In her ninth paid fight, she defeated Khwunchit Khunya by unanimous decision in the Philippines on 7 August 2022, to claim the vacant WBA female Asia super-flyweight title.

Sandström added the WBA female Intercontinental super-flyweight title to her collection in her next outing, beating Sara Marjanovic via unanimous decision for the vacant championship at York Hall in London, England, on 29 October 2022.

She challenged undefeated WBA female super-flyweight champion Clara Lescurat at Hordern Pavilion in Sydney, Australia, on 24 April 2024, losing by unanimous decision.

Sandström defeated Carla Camila Campos Gonzales by unanimous decision for the vacant WBA female International super-flyweight title at Jacy'z Hotel in Gothenburg, Sweden, on 12 October 2024.

Returning to the Hordern Pavilion on 12 March 2025, she won the vacant WBA female Gold and IBF female International super-flyweight titles with a unanimous decision success over Yoselin Fernandez.

Sandström got a second chance at winning a world title when she challenged WBA female super-flyweight champion Jasmine Artiga at the Caribe Royale Resort in Orlando, Florida, USA, on 23 August 2025. She lost by stoppage in the third round.

In her next outing, Sandström switched to flyweight and returned to winning ways by defeating Kanokwan Wirunpat via unanimous decision over 10 rounds at the Q Room in Thomastown, Victoria, Australia, on 3 October 2025.

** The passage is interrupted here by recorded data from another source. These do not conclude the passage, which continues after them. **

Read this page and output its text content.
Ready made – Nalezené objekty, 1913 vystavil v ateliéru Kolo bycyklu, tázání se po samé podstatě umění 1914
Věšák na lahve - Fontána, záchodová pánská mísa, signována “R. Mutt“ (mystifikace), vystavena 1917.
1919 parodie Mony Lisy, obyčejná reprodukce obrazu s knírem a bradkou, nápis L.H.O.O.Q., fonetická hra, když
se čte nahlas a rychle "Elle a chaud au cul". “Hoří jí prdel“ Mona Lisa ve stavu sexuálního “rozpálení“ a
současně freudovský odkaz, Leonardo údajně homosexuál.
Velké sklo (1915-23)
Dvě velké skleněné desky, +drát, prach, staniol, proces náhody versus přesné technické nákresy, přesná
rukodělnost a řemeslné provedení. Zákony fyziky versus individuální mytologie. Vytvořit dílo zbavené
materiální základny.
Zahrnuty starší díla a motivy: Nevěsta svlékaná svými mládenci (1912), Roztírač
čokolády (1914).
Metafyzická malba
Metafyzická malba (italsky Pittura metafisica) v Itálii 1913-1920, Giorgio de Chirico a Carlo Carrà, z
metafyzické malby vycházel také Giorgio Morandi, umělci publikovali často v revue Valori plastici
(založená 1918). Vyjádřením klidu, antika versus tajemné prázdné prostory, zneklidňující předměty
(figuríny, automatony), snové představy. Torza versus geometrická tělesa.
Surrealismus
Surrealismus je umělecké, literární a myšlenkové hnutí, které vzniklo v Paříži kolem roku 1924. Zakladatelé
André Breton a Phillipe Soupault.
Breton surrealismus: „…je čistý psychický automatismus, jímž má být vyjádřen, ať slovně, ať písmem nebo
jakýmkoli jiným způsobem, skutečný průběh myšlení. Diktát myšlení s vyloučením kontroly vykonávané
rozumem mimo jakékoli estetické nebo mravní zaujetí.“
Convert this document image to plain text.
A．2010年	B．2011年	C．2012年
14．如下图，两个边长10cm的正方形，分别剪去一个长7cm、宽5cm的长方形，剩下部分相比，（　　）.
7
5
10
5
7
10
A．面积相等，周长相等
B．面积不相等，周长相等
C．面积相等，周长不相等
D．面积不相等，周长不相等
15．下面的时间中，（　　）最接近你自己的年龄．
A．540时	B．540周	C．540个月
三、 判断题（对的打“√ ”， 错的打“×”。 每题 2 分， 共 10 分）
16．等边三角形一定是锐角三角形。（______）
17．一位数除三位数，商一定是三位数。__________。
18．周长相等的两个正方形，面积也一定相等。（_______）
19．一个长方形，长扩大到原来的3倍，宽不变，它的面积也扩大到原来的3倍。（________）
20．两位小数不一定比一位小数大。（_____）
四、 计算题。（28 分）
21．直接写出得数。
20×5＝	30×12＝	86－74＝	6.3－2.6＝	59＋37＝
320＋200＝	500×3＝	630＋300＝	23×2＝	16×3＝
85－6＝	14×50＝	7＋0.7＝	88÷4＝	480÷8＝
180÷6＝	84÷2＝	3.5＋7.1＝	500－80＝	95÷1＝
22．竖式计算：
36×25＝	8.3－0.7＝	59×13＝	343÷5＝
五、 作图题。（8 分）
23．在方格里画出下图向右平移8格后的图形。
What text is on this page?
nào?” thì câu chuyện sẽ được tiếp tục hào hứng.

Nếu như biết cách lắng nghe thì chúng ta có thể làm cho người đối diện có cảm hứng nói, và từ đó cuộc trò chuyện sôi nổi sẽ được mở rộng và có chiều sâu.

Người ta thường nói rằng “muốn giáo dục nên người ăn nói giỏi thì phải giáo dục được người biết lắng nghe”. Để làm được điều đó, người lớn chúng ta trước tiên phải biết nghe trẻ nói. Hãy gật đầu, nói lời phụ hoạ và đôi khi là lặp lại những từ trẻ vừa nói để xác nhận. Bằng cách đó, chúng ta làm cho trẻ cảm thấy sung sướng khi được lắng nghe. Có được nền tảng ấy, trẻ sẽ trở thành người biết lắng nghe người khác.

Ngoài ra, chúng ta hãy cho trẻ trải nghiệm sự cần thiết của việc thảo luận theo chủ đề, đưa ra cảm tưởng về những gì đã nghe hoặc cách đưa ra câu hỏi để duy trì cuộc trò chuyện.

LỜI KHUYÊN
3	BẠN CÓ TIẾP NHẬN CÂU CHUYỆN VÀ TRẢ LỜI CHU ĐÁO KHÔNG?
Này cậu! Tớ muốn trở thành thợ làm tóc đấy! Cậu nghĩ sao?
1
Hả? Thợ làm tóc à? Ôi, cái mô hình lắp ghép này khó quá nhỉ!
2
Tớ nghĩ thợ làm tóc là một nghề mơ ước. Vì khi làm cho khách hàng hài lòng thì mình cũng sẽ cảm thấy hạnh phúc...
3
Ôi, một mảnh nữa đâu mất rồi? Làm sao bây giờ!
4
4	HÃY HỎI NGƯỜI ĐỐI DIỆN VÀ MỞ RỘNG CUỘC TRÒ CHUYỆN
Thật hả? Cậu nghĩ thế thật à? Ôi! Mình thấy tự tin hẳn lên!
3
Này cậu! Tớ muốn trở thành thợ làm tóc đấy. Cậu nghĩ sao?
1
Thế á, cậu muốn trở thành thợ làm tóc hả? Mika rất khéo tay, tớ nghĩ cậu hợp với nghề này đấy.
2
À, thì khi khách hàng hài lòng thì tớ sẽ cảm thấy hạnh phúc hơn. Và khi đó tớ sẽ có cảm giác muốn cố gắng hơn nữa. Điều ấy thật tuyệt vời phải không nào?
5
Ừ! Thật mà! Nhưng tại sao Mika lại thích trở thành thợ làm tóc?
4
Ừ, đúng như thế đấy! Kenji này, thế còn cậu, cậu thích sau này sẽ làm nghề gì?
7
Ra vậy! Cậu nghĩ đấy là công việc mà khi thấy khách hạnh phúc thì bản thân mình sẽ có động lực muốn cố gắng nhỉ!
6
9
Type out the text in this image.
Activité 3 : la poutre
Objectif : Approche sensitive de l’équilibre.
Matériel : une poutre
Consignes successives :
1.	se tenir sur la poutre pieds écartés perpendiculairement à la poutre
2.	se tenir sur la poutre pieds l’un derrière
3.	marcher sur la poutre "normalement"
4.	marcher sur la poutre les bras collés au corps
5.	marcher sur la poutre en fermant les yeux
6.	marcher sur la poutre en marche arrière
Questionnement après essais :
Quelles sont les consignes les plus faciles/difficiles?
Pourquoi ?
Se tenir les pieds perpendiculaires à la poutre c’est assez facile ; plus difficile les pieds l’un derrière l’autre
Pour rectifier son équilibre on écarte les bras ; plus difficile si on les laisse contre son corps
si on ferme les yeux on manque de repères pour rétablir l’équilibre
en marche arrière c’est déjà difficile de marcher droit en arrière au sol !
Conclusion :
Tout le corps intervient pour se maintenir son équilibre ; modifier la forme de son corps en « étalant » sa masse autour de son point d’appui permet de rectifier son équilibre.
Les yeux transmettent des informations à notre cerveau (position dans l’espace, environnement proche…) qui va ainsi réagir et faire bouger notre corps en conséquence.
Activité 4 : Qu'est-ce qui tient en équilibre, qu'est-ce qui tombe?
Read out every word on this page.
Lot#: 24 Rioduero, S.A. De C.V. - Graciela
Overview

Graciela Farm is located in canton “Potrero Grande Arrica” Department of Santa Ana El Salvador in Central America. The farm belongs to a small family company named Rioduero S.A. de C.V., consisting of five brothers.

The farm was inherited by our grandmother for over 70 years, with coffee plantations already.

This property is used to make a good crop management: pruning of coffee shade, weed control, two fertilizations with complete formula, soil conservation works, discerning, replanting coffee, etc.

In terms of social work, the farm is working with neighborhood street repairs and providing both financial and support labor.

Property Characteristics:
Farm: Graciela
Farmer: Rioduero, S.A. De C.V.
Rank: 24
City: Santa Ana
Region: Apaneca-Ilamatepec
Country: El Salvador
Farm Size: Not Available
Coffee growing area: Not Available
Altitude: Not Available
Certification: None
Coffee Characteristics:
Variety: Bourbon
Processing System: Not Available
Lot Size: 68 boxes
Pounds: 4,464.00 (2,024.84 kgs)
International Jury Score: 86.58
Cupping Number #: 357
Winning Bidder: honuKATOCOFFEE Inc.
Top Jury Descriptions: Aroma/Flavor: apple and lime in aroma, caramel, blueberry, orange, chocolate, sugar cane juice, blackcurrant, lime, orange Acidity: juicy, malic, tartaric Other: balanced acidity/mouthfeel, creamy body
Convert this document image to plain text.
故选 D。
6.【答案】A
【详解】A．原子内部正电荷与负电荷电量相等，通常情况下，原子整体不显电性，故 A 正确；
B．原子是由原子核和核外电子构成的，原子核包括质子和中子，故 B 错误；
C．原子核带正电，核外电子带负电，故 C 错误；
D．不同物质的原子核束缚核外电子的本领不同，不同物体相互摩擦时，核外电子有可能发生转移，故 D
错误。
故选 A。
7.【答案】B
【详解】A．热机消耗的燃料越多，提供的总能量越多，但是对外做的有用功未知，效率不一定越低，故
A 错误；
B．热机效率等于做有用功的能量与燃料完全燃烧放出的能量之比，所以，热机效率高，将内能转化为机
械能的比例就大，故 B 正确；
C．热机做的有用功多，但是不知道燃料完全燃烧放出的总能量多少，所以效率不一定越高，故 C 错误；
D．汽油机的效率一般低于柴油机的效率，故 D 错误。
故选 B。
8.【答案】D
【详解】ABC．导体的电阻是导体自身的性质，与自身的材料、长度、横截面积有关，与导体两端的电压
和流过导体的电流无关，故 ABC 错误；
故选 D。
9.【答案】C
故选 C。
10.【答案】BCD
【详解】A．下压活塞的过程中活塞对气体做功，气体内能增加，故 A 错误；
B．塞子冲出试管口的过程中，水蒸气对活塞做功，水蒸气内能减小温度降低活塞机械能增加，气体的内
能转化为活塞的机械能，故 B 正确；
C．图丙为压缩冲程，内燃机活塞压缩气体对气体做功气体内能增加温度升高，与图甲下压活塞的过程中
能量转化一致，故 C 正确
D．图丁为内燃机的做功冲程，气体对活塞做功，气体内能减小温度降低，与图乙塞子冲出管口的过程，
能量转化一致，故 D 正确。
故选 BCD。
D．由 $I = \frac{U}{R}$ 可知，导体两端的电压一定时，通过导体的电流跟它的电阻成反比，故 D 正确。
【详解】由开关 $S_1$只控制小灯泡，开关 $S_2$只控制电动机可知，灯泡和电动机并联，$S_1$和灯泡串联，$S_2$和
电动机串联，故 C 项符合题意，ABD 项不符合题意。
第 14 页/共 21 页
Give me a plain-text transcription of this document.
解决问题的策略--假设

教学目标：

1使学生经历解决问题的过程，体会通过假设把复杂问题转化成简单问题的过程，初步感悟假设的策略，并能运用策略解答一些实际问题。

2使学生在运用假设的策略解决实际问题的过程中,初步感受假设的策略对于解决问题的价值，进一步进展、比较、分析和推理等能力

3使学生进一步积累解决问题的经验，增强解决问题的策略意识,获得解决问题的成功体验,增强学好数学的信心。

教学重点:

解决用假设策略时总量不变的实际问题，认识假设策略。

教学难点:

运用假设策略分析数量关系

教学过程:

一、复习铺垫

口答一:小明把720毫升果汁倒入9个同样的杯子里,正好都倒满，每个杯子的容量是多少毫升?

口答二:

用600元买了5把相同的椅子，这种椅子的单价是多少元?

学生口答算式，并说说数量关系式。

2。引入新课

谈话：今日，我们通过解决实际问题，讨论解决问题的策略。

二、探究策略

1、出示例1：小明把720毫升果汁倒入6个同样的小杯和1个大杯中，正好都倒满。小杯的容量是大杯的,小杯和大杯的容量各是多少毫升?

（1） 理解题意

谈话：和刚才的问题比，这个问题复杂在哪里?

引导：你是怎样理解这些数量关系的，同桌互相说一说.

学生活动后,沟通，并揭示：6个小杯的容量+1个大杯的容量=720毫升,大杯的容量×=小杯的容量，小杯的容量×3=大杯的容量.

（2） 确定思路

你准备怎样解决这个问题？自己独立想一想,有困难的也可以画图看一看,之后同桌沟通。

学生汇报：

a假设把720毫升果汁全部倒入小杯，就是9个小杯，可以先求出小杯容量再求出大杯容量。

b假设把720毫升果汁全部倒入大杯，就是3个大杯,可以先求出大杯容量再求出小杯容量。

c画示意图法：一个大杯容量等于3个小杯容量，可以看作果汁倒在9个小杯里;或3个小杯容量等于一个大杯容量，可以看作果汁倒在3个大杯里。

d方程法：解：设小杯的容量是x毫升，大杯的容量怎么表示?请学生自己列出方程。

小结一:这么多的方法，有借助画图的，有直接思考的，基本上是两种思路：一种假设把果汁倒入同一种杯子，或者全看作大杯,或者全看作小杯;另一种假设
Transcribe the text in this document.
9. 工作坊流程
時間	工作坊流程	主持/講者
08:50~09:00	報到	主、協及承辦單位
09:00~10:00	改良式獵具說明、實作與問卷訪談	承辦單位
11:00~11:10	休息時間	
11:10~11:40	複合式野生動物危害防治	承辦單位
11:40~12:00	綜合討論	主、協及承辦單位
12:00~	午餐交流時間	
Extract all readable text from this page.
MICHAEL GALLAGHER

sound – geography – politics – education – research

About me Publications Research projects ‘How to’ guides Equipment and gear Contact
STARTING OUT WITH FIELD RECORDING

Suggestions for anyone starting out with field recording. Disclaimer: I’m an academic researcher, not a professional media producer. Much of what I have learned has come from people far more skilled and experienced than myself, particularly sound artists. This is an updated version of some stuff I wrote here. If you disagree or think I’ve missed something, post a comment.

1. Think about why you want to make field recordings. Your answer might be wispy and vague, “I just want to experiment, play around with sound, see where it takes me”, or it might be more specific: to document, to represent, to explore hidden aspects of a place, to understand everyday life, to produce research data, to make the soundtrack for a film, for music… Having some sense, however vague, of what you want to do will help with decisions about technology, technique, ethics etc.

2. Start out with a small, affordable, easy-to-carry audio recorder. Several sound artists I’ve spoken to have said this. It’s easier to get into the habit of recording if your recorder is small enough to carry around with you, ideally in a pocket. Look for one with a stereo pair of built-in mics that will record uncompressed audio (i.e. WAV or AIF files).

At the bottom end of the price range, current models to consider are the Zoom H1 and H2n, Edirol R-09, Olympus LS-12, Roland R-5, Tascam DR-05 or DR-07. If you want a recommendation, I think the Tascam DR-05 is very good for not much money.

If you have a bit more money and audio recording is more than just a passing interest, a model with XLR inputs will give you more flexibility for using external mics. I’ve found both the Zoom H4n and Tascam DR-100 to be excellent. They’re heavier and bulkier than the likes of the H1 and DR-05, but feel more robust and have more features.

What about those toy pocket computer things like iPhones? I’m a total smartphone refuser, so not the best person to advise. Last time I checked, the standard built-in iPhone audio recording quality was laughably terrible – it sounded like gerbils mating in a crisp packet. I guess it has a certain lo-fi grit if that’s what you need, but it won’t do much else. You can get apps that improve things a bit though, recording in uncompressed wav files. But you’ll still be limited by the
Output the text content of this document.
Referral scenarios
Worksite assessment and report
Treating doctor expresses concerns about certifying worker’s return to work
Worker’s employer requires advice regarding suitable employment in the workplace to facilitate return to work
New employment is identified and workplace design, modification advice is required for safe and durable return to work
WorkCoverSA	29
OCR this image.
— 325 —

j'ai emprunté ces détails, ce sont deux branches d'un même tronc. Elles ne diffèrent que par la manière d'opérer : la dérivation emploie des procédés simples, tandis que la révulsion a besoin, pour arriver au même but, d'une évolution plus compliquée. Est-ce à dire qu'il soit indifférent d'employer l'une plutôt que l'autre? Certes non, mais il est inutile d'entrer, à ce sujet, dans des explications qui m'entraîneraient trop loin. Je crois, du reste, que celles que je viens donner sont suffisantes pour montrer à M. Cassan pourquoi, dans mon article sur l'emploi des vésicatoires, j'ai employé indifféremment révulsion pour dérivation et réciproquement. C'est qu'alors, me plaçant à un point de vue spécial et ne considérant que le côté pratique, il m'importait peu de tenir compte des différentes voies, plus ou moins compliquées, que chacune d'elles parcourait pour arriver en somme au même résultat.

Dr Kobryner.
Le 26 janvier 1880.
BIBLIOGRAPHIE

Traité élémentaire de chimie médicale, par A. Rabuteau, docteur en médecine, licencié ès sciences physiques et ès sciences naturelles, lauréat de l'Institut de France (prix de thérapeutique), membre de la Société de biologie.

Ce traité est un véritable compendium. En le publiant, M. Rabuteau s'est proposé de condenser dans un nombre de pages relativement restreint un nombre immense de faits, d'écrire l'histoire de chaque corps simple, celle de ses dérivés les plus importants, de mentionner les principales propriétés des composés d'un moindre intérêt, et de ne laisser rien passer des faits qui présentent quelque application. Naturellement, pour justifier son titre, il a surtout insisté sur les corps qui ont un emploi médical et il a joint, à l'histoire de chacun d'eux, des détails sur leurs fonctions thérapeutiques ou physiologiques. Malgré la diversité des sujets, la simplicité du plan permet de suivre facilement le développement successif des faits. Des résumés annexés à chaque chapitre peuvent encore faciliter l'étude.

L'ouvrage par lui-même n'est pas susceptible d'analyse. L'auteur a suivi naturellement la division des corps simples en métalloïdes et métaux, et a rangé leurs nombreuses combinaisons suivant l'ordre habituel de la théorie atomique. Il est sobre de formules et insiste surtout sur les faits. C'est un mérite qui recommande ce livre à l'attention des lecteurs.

She defeated Maribel Ramírez by majority decision to claim the vacant WBA female Gold flyweight title at Kristianstad Arena in Kristianstad, Sweden, on 22 November 2025. Two of the ringside judges scored the fight 97–93 and 96–94 respectively in her favour, while the third had it a 95–95 draw.

Sandström fought Katherine Lindenmuth for the vacant WBA interim female flyweight title at Brondby Hallen in Brøndby, Denmark, on 16 May 2026. The fight ended in a majority draw with one judge awarding it to her opponent 98–92 but the other two scoring it 95–95.

On 2 September 2026, Sandström faced Ruqsana Begum at the William Inglis Hotel in Warwick Farm, New South Wales, Australia, with the still vacant WBA interim female flyweight title once again on the line. She won by unanimous decision.